#2 - JRL 7179
May 9, 2003
Fast-track love in war-weary Chechnya
By Sapiet Dakhshukaeva
I was travelling along one of the main roads of Grozny, near the outskirts of town.
It was a typical scene - ruins, tanks and armoured cars, jeeps and groups of sappers on foot.
Suddenly bursts of automatic gunfire rang out at the nearest checkpoint.
One's first instinct is to leap from the car and lie flat on the ground.
But on this occasion there was no danger.
The gunfire was from soldiers manning the checkpoint - who had been asked to clear the road for a wedding convoy and to shoot in the air to mark the occasion.
The convoy passed, with ribbons and balloons flying and horns hooting.
Recently I asked a friend just how things were in Chechnya on the love front, so to speak.
She answered, with humour: "In a war zone, to love is the only thing left to do!"
Another acquaintance, Zoya, told me about her nephew, who abruptly decided to marry some time ago, when the security situation was still very tense.
"We started to dissuade him, saying: 'Oh, what are we going to do?

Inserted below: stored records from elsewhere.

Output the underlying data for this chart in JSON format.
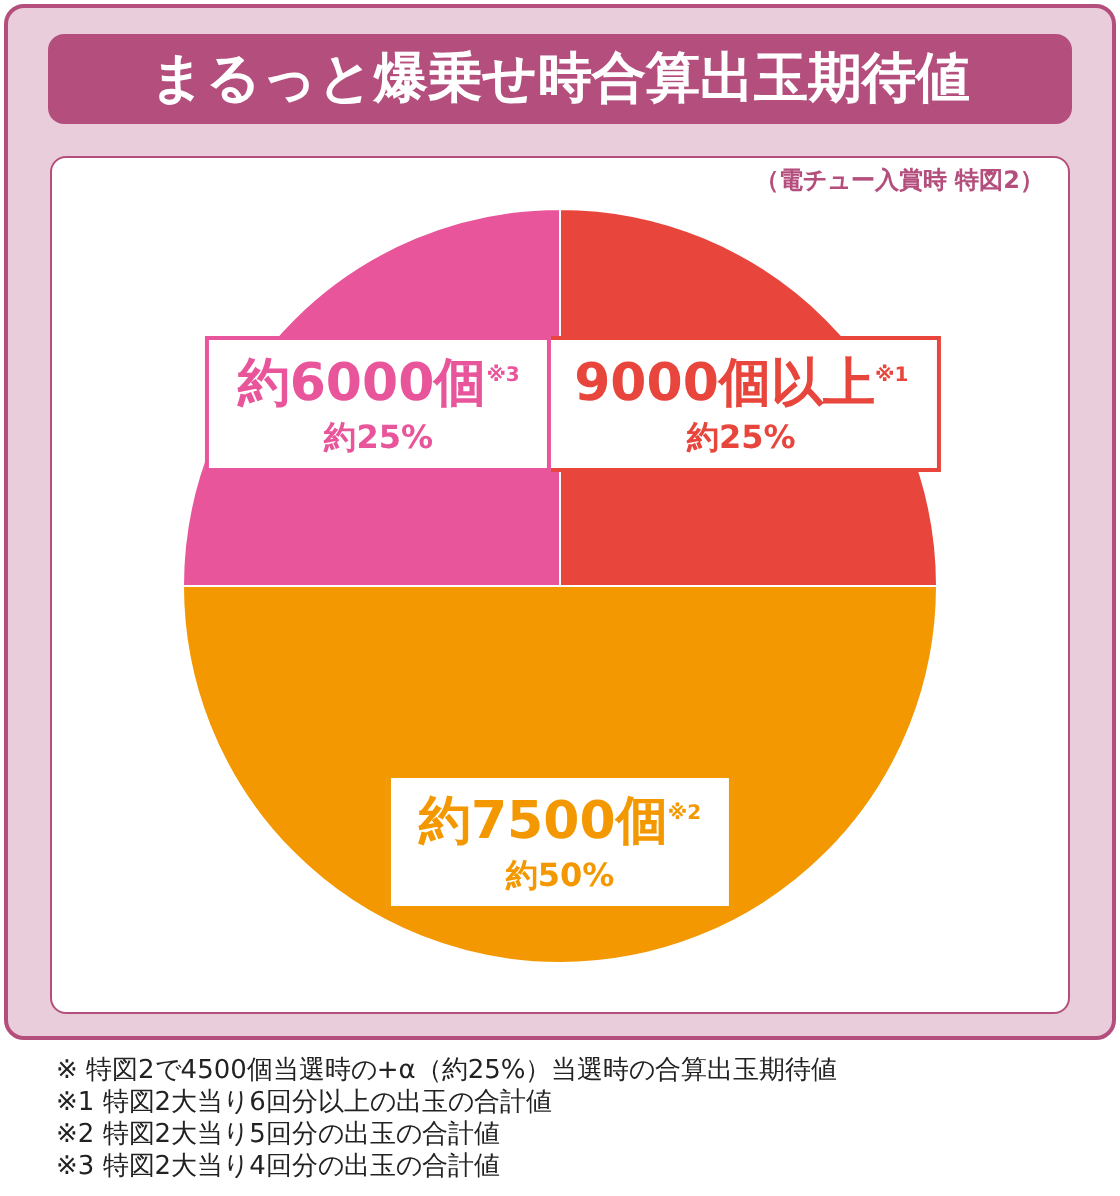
{
  "chart_data": {
    "type": "pie",
    "title": "まるっと爆乗せ時合算出玉期待値",
    "subtitle": "（電チュー入賞時 特図2）",
    "categories": [
      "9000個以上$^{※1}$",
      "約7500個$^{※2}$",
      "約6000個$^{※3}$"
    ],
    "values": [
      25,
      50,
      25
    ],
    "value_labels": [
      "約25%",
      "約50%",
      "約25%"
    ],
    "colors": [
      "#e8453c",
      "#f39800",
      "#e8559a"
    ],
    "legend": false,
    "annotations": [
      "※ 特図2で4500個当選時の+α（約25%）当選時の合算出玉期待値",
      "※1 特図2大当り6回分以上の出玉の合計値",
      "※2 特図2大当り5回分の出玉の合計値",
      "※3 特図2大当り4回分の出玉の合計値"
    ]
  }
}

There is no gas, no electricity, and you're not even 18 yet!'," she said.
"But in the end, love won out!"
This meant that Zoya had to travel across Grozny to the bride's home at a time when, as she put it, even a mouse could not pass through the military checkpoints.

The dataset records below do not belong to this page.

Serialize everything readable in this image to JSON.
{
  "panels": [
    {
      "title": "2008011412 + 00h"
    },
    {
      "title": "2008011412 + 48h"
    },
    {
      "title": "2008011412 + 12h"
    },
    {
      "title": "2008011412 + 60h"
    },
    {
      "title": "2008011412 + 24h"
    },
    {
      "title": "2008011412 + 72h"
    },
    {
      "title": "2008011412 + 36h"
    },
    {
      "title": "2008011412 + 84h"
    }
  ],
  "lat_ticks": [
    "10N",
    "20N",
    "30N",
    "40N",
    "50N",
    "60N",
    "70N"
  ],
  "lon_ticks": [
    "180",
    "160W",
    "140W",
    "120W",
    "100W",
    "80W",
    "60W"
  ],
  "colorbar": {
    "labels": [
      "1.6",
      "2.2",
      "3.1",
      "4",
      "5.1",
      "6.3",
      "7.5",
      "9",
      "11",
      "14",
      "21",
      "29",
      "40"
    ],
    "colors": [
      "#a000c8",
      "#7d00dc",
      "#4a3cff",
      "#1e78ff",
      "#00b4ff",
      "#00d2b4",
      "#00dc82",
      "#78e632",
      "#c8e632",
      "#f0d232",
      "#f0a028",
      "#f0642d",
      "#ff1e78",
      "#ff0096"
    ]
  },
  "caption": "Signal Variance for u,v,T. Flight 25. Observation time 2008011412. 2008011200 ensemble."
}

To complicate matters further, the groom insisted that the bride should be fetched in a spacious Volga saloon car.
It took Zoya a long time to find a Volga driver prepared to try and make it through the checkpoints.

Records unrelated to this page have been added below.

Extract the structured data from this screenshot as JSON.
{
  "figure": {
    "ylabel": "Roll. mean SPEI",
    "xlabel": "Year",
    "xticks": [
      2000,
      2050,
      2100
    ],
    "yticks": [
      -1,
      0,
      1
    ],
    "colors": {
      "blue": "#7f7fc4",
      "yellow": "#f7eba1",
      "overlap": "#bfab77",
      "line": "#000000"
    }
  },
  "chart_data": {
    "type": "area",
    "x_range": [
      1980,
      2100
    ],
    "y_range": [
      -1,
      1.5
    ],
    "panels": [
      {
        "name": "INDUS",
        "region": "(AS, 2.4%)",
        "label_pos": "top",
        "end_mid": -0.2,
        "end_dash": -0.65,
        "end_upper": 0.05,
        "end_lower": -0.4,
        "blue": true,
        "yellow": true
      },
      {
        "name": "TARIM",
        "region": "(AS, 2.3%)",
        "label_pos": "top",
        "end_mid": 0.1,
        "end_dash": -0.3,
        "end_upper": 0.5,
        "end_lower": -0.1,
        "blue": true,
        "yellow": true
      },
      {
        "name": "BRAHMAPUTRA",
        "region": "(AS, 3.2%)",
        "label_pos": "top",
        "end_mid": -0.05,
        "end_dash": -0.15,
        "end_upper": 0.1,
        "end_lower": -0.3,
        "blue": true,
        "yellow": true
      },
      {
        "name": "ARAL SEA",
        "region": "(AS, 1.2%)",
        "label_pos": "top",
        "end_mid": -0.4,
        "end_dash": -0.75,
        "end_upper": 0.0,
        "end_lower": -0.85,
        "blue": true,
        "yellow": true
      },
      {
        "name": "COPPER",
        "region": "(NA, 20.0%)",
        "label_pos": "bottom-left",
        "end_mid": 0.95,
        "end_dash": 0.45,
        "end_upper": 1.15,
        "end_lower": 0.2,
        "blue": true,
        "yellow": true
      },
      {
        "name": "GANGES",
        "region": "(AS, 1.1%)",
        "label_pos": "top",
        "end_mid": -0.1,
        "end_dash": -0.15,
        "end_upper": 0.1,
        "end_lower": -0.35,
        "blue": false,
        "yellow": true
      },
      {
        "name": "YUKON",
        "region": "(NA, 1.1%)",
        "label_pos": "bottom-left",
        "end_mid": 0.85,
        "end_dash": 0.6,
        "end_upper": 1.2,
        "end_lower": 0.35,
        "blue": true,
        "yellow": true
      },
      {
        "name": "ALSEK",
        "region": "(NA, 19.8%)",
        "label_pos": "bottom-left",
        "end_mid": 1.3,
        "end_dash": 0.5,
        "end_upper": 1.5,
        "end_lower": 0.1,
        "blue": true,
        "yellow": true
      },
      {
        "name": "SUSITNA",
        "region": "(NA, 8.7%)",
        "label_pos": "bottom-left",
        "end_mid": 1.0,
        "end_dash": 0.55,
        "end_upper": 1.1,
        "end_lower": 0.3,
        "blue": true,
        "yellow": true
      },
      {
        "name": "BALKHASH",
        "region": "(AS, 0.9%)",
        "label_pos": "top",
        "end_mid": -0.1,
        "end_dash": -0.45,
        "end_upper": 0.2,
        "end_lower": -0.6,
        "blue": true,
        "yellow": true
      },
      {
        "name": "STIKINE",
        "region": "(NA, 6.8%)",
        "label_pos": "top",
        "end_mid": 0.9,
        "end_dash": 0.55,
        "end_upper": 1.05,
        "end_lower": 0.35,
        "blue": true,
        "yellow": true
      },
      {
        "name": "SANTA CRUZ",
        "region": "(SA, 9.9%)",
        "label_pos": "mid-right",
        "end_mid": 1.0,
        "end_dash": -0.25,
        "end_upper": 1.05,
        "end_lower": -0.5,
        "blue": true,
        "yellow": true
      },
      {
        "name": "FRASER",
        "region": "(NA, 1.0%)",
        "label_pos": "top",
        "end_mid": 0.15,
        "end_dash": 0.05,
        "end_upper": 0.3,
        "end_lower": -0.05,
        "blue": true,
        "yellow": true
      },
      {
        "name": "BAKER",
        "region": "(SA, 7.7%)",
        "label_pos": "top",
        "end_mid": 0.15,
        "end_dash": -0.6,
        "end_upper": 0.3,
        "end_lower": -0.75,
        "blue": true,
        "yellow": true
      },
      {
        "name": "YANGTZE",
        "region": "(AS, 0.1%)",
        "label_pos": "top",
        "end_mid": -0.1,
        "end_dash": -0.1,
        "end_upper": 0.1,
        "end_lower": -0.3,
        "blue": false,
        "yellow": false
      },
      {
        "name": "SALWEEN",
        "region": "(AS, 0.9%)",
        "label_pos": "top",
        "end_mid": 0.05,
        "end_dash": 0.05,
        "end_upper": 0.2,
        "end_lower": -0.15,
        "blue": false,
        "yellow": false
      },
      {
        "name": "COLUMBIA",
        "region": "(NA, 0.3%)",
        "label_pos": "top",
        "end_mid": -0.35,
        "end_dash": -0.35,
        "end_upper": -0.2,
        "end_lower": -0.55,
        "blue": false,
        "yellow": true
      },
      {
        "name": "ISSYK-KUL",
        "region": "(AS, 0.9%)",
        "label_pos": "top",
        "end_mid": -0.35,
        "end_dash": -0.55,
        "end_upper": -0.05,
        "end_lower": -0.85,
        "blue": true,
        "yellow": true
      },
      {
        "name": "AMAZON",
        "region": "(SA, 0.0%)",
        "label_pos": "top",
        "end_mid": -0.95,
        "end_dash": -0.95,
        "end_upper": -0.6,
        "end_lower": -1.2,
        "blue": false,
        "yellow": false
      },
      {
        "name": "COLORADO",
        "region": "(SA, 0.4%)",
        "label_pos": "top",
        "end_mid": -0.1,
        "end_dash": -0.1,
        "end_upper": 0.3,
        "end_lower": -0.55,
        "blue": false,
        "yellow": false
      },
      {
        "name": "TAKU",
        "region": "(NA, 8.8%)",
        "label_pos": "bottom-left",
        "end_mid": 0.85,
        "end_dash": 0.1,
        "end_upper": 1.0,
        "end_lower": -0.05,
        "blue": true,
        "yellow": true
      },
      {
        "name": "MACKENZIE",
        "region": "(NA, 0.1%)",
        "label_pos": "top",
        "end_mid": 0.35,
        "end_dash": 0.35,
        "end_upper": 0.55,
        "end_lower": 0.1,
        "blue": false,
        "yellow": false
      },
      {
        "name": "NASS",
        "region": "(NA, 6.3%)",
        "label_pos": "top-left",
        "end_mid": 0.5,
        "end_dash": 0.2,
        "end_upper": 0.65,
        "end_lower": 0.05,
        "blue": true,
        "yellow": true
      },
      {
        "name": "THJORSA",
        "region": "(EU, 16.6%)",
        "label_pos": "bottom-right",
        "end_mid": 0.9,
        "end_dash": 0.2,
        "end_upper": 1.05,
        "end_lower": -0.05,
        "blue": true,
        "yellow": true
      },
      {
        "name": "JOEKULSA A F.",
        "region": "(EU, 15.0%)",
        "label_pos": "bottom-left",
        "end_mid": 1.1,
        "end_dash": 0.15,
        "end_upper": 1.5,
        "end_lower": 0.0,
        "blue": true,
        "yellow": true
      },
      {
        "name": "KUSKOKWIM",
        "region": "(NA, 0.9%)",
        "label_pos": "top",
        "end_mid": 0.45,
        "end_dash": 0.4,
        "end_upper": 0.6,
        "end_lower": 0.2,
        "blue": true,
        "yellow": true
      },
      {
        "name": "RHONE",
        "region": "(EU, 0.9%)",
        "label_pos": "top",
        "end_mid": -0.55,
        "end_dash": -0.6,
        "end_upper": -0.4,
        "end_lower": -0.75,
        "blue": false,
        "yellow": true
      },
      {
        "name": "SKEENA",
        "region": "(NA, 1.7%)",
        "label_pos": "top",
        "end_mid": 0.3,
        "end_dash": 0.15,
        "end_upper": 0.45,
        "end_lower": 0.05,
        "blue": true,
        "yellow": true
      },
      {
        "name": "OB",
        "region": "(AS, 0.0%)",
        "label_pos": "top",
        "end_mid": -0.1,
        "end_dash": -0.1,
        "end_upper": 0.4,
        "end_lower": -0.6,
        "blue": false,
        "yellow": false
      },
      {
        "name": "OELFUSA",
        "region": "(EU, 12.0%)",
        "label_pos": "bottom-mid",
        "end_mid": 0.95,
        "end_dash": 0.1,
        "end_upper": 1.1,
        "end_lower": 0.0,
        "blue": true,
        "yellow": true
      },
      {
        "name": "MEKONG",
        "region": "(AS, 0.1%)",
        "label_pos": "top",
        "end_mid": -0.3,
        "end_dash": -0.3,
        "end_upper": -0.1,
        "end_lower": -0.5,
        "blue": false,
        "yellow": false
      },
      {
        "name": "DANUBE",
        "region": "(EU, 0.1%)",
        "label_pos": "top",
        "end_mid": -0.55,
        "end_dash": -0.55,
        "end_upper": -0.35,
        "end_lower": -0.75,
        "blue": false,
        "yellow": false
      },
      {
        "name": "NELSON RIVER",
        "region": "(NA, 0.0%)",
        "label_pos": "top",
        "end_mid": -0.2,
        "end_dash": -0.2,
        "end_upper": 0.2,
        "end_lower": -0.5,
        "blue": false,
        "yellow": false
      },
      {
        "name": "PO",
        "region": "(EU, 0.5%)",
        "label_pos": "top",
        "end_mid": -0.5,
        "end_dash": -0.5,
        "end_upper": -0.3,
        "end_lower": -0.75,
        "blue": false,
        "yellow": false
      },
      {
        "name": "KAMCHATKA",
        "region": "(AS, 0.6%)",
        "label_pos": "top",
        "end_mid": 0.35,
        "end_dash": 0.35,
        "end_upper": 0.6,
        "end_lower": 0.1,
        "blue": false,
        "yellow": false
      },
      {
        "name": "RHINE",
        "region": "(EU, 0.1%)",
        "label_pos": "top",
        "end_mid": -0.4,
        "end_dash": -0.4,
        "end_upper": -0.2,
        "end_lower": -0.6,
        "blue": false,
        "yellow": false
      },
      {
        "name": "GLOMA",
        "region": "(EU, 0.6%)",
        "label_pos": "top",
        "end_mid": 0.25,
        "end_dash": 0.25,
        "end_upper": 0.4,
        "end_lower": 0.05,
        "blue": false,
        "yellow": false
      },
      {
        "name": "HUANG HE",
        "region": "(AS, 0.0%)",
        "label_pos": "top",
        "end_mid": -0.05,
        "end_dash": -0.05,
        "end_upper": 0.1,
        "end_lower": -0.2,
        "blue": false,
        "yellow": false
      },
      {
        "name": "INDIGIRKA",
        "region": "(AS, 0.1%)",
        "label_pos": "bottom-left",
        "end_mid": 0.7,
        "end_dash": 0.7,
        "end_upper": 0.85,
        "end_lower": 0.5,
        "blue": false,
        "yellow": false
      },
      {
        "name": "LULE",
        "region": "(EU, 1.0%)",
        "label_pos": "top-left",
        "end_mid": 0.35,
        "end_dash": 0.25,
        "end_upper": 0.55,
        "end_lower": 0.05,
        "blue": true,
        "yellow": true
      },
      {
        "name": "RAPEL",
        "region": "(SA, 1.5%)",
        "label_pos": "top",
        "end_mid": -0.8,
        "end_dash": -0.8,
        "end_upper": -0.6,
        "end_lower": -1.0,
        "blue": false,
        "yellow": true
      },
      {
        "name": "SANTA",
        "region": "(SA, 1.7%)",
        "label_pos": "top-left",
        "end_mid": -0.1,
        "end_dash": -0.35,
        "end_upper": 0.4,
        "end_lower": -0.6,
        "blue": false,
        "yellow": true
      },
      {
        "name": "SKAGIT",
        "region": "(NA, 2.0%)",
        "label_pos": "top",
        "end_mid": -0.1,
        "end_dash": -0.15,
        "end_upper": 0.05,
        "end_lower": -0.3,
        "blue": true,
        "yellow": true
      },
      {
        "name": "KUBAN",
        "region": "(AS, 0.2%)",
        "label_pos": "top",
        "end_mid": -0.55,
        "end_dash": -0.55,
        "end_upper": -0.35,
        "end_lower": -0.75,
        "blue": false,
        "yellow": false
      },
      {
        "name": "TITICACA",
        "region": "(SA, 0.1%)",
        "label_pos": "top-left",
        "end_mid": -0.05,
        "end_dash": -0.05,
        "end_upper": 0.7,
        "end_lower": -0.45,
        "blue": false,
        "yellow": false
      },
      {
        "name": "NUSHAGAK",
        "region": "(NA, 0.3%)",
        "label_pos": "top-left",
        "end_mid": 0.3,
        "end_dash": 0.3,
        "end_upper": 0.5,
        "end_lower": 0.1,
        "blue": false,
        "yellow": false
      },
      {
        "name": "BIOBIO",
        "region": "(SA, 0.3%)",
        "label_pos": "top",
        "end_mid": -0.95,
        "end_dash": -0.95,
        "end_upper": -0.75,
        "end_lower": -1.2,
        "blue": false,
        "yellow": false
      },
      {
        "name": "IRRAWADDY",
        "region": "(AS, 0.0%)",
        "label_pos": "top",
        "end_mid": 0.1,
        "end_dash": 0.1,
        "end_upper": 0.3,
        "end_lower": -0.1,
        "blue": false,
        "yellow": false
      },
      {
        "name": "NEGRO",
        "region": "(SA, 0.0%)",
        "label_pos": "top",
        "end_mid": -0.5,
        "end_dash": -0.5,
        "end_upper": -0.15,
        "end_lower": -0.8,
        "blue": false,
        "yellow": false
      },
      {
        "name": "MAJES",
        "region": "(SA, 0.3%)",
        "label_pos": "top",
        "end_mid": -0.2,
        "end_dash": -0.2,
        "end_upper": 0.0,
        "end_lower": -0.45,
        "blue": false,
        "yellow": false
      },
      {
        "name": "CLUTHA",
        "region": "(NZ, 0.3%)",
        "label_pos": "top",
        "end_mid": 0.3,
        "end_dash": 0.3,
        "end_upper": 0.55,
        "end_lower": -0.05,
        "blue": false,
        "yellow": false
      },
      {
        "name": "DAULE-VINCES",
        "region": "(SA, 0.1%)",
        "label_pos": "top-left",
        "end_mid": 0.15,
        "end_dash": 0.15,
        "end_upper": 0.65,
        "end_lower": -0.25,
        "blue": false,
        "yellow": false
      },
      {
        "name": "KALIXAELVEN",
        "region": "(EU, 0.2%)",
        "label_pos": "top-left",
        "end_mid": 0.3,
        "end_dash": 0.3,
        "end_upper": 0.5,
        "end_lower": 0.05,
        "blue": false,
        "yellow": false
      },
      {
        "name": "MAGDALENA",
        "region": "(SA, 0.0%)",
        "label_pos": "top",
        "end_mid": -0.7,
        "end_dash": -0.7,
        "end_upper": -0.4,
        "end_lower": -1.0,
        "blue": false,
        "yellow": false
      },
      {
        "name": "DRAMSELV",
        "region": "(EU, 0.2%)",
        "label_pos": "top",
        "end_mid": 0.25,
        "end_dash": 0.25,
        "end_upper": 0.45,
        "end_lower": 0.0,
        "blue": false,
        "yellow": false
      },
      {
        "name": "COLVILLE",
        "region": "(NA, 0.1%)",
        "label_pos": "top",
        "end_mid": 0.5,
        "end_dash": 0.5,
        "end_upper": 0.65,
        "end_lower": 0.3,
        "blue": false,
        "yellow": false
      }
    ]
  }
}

When she finally succeeded, he turned out to be tipsy - but somehow he persuaded the soldiers to let the car through.
And so the wedding went ahead, following Chechen tradition with neither the groom nor the bride's parents taking any part in the ceremony.
In Chechnya people are still talking about an even more astonishing story, when a bride found her village surrounded on her wedding day by federal troops aiming to "cleanse" it of any rebel sympathisers.
Not a single car entered or left the village - but the bride got a lift out in an armoured vehicle.
While young couples used to court each other for two or three years, the process is now greatly accelerated, and can be over in weeks.
Chechen psychologist Fariza Musaeva says it's not just because people have nothing else to do, it's the "thirst for life".
"People who spend a long time in a situation where they could be killed want to live, they want to prolong their lives via their children," she says.
"And there is another factor. Children mature early in such conditions, and they understand the value of life and the meaning of death."
Mothers on the look-out
Grozny's teacher training institute is now one of the few places in the city where young people can get together.
Students don't just study there, they also arrange dates there - and the mothers of young men driven abroad by the conflict go there to spy out suitable daughters-in-law.
"They are usually immediately obvious. They stand around observing how this or that girl behaves herself, for two or three days, and then they introduce themselves to the girl they like best," one student told me.
"They ask where she comes from, how old she is, and they bring photographs [of their son]. In this way a couple gets together - through an intermediary."
It's a far cry from the way Chechen couples have traditionally met one another, at the spring or water pipe - a scene celebrated in countless folksongs and dances.
But people in Chechnya are only too aware of how much the war has destroyed - and of the need to start a new life.